What happened was that planks of wood had been arranged just below the surface of the water across which Ariel had so lightly sped. All Shakespeare had written was “Exit Ariel.” If a novelist writes Exit Ariel that’s all you get. And there isn’t much magic in that. All the novelist has is a dictionary of words to move about and rearrange to make people laugh or cry.
It’s particularly depressing because you are always brought up against your own limitations. You know in your mind how it should be, but when you write it down it isn’t at all as you’d imagined. Proust summed it up well when he said, “I hear in my mind the music of the stars but when I write it down it sounds like the rattling of kettledrums.” Or words to that effect, but anyone who has tried to write knows exactly what he meant.
So why does anyone do it?
I suppose because they feel compelled to. Obviously not everyone feels this. Certainly the other thirty or so members of the historical society who went with me into that Victorian school didn’t feel the need to go back in time and imagine the lives of the people who lived then, as I did in “Northrop Hall.” Maybe they had other compulsions; creativity takes different forms. When I was a child my father’s cousin, an artist, used to come and stay with us in the Dales and each year painted a picture. I used to walk with her and she would make a kind of frame with her hands and look at a view, a dry-stone wall, a tree leaning over the beck, a farmhouse against a hillside, sheltered from the wind, and she would know the one she needed to paint and we would go back there the next day, myself helping to carry the stool, easel and paints, then playing around while she sat and painted.

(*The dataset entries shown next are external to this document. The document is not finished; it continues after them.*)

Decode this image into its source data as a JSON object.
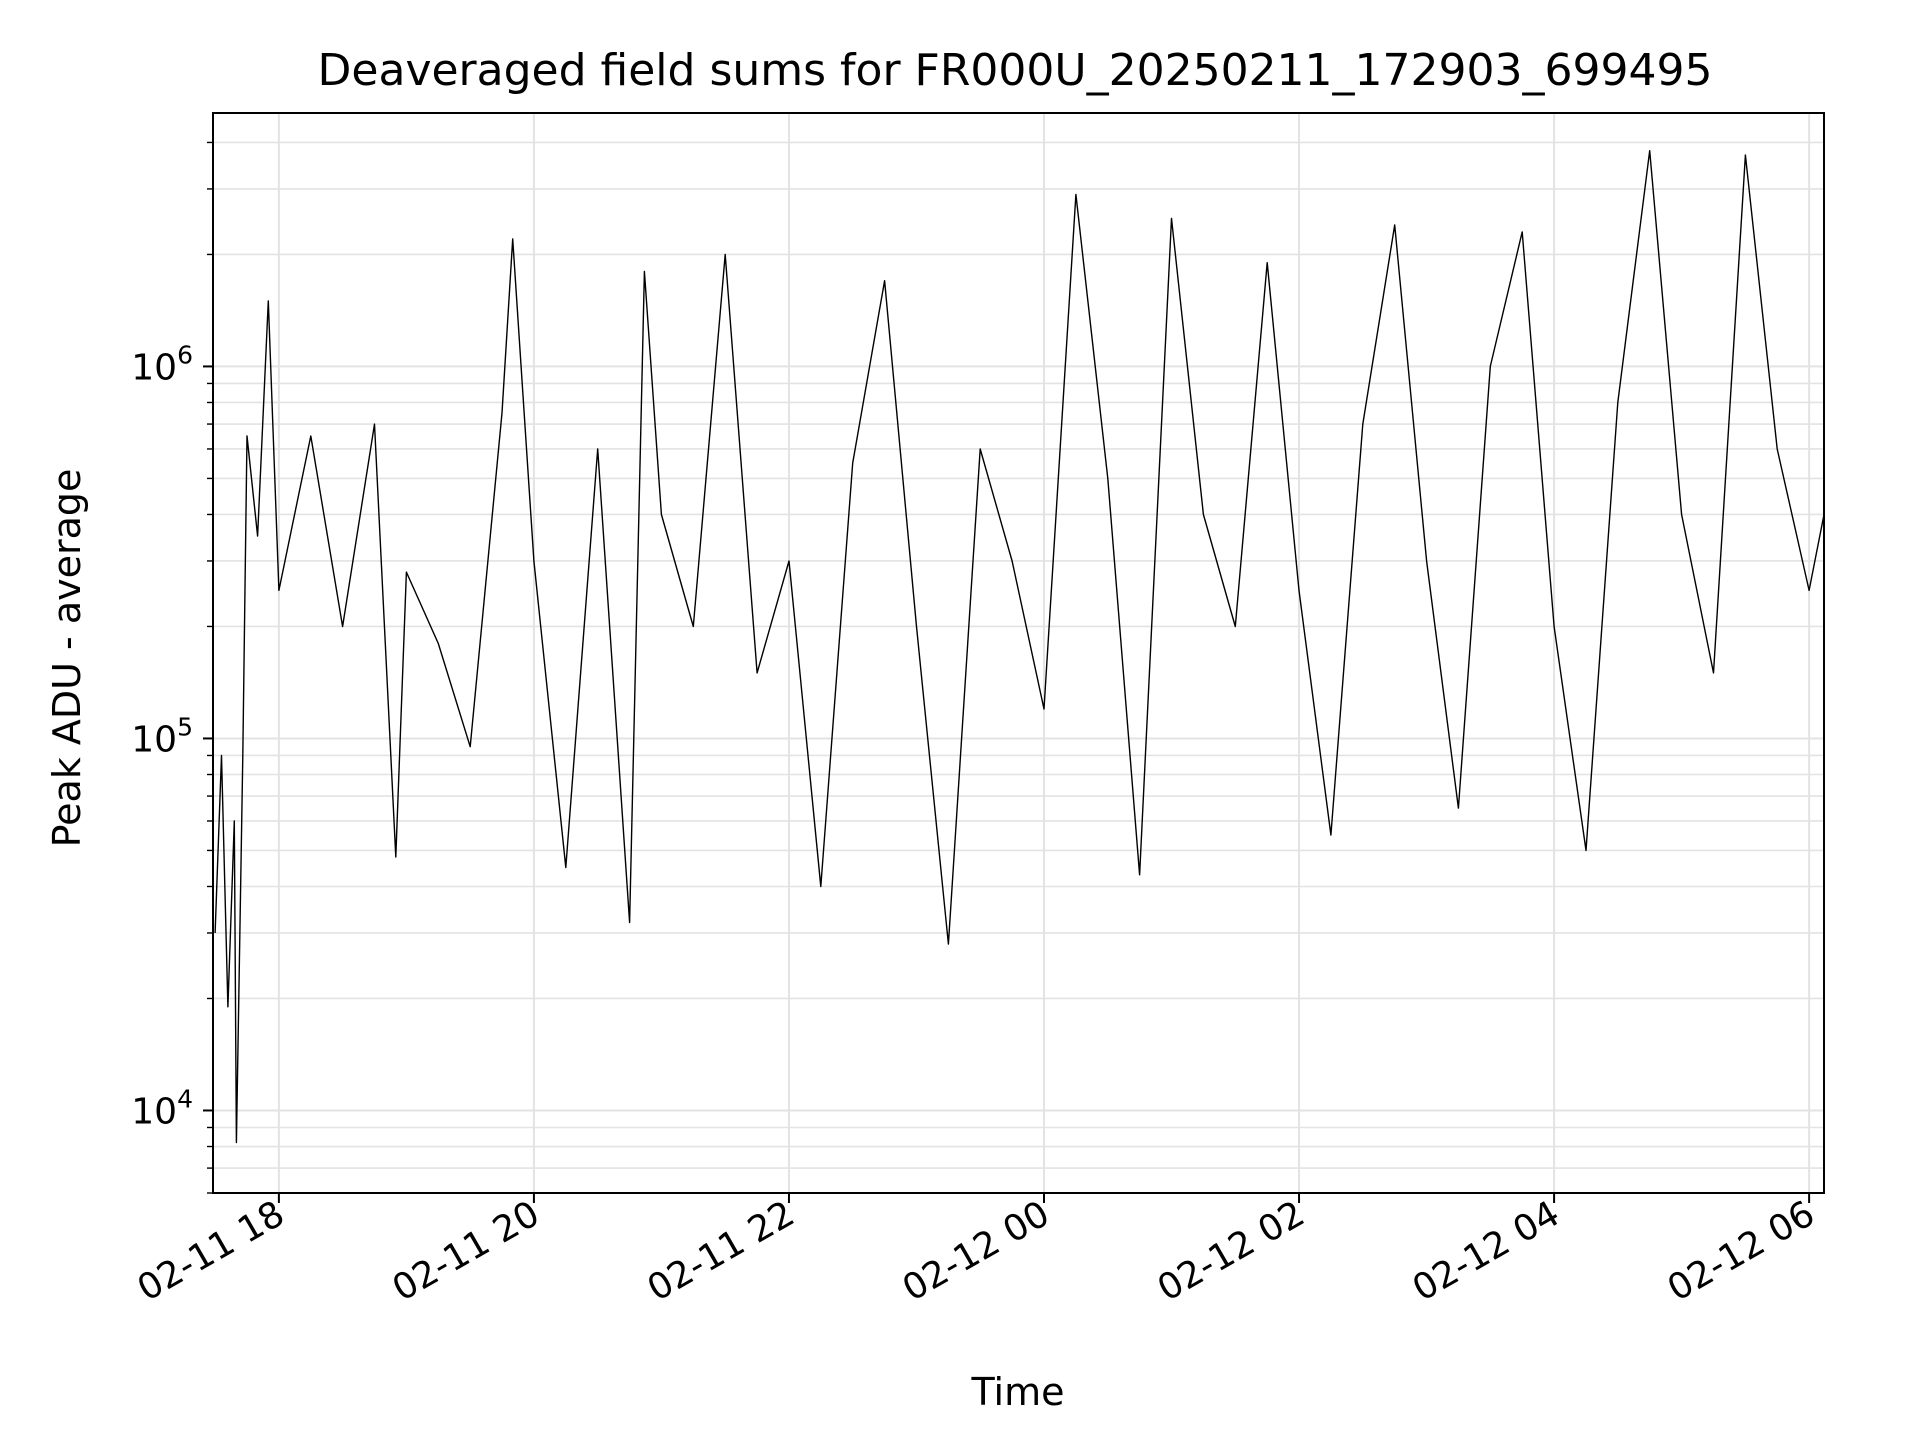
{
  "chart_data": {
    "type": "line",
    "title": "Deaveraged field sums for FR000U_20250211_172903_699495",
    "xlabel": "Time",
    "ylabel": "Peak ADU - average",
    "x_range": [
      "2025-02-11 17:29",
      "2025-02-12 06:07"
    ],
    "ylim": [
      6000,
      4800000
    ],
    "yscale": "log",
    "grid": true,
    "line_color": "#000000",
    "grid_color": "#e3e3e3",
    "x_ticks": [
      {
        "value": "2025-02-11 18:00",
        "label": "02-11 18"
      },
      {
        "value": "2025-02-11 20:00",
        "label": "02-11 20"
      },
      {
        "value": "2025-02-11 22:00",
        "label": "02-11 22"
      },
      {
        "value": "2025-02-12 00:00",
        "label": "02-12 00"
      },
      {
        "value": "2025-02-12 02:00",
        "label": "02-12 02"
      },
      {
        "value": "2025-02-12 04:00",
        "label": "02-12 04"
      },
      {
        "value": "2025-02-12 06:00",
        "label": "02-12 06"
      }
    ],
    "y_ticks": [
      {
        "value": 10000,
        "base": "10",
        "exp": "4"
      },
      {
        "value": 100000,
        "base": "10",
        "exp": "5"
      },
      {
        "value": 1000000,
        "base": "10",
        "exp": "6"
      }
    ],
    "series": [
      {
        "points": [
          [
            "2025-02-11 17:30",
            30000
          ],
          [
            "2025-02-11 17:33",
            90000
          ],
          [
            "2025-02-11 17:36",
            19000
          ],
          [
            "2025-02-11 17:39",
            60000
          ],
          [
            "2025-02-11 17:40",
            8200
          ],
          [
            "2025-02-11 17:43",
            90000
          ],
          [
            "2025-02-11 17:45",
            650000
          ],
          [
            "2025-02-11 17:50",
            350000
          ],
          [
            "2025-02-11 17:55",
            1500000
          ],
          [
            "2025-02-11 18:00",
            250000
          ],
          [
            "2025-02-11 18:15",
            650000
          ],
          [
            "2025-02-11 18:30",
            200000
          ],
          [
            "2025-02-11 18:45",
            700000
          ],
          [
            "2025-02-11 18:55",
            48000
          ],
          [
            "2025-02-11 19:00",
            280000
          ],
          [
            "2025-02-11 19:15",
            180000
          ],
          [
            "2025-02-11 19:30",
            95000
          ],
          [
            "2025-02-11 19:45",
            750000
          ],
          [
            "2025-02-11 19:50",
            2200000
          ],
          [
            "2025-02-11 20:00",
            300000
          ],
          [
            "2025-02-11 20:15",
            45000
          ],
          [
            "2025-02-11 20:30",
            600000
          ],
          [
            "2025-02-11 20:45",
            32000
          ],
          [
            "2025-02-11 20:52",
            1800000
          ],
          [
            "2025-02-11 21:00",
            400000
          ],
          [
            "2025-02-11 21:15",
            200000
          ],
          [
            "2025-02-11 21:30",
            2000000
          ],
          [
            "2025-02-11 21:45",
            150000
          ],
          [
            "2025-02-11 22:00",
            300000
          ],
          [
            "2025-02-11 22:15",
            40000
          ],
          [
            "2025-02-11 22:30",
            550000
          ],
          [
            "2025-02-11 22:45",
            1700000
          ],
          [
            "2025-02-11 23:00",
            200000
          ],
          [
            "2025-02-11 23:15",
            28000
          ],
          [
            "2025-02-11 23:30",
            600000
          ],
          [
            "2025-02-11 23:45",
            300000
          ],
          [
            "2025-02-12 00:00",
            120000
          ],
          [
            "2025-02-12 00:15",
            2900000
          ],
          [
            "2025-02-12 00:30",
            500000
          ],
          [
            "2025-02-12 00:45",
            43000
          ],
          [
            "2025-02-12 01:00",
            2500000
          ],
          [
            "2025-02-12 01:15",
            400000
          ],
          [
            "2025-02-12 01:30",
            200000
          ],
          [
            "2025-02-12 01:45",
            1900000
          ],
          [
            "2025-02-12 02:00",
            250000
          ],
          [
            "2025-02-12 02:15",
            55000
          ],
          [
            "2025-02-12 02:30",
            700000
          ],
          [
            "2025-02-12 02:45",
            2400000
          ],
          [
            "2025-02-12 03:00",
            300000
          ],
          [
            "2025-02-12 03:15",
            65000
          ],
          [
            "2025-02-12 03:30",
            1000000
          ],
          [
            "2025-02-12 03:45",
            2300000
          ],
          [
            "2025-02-12 04:00",
            200000
          ],
          [
            "2025-02-12 04:15",
            50000
          ],
          [
            "2025-02-12 04:30",
            800000
          ],
          [
            "2025-02-12 04:45",
            3800000
          ],
          [
            "2025-02-12 05:00",
            400000
          ],
          [
            "2025-02-12 05:15",
            150000
          ],
          [
            "2025-02-12 05:30",
            3700000
          ],
          [
            "2025-02-12 05:45",
            600000
          ],
          [
            "2025-02-12 06:00",
            250000
          ],
          [
            "2025-02-12 06:07",
            400000
          ]
        ]
      }
    ]
  }
}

I’m not a painter, so can look at a view and enjoy it without feeling a need to do anything about it, but she had to take that scene, absorb it into herself and then turn it into art. I think something like that happens with fiction.
Many years ago I heard Laurence Olivier being interviewed after he’d been told by his doctors that he must give up acting for a year. “Oh,” said the interviewer, “that will be hard because you enjoy acting so much.”
“I don’t enjoy acting,” he told her. “It’s just that I can’t live without it.”
Maybe that’s true of all forms of creativity.
“Why did you write a crime novel?”
I had no intention of writing a crime novel. In fact I was thinking of writing something non-fictional. But one day, in June 2019, there appeared on my screen an email announcing a competition to submit a full length novel which had hitherto never been published in any form. I usually ignore that sort of thing but then I remembered that I had seen among my papers the manuscript of something I had written years ago, long before even my first book was published but which I had thought wasn’t good enough to send to a publisher. So I got it out and did some editing of it and some re-writing but then noticed that the rules said it must be submitted in encrypted form. I enjoyed doing cryptic crosswords but I’d no idea what encrypted meant but Graphic Designer, Simon French, had the know-how to do it. He not only did the technical side for me but encouraged me to enter the competition. It involved a lot of work and correcting but we submitted the book just two days before the deadline. Without Simon’s help and encouragement, I don’t think I would have entered the competition, which to my surprise, I won with the book I called “Professor Cassell’s Daughter.”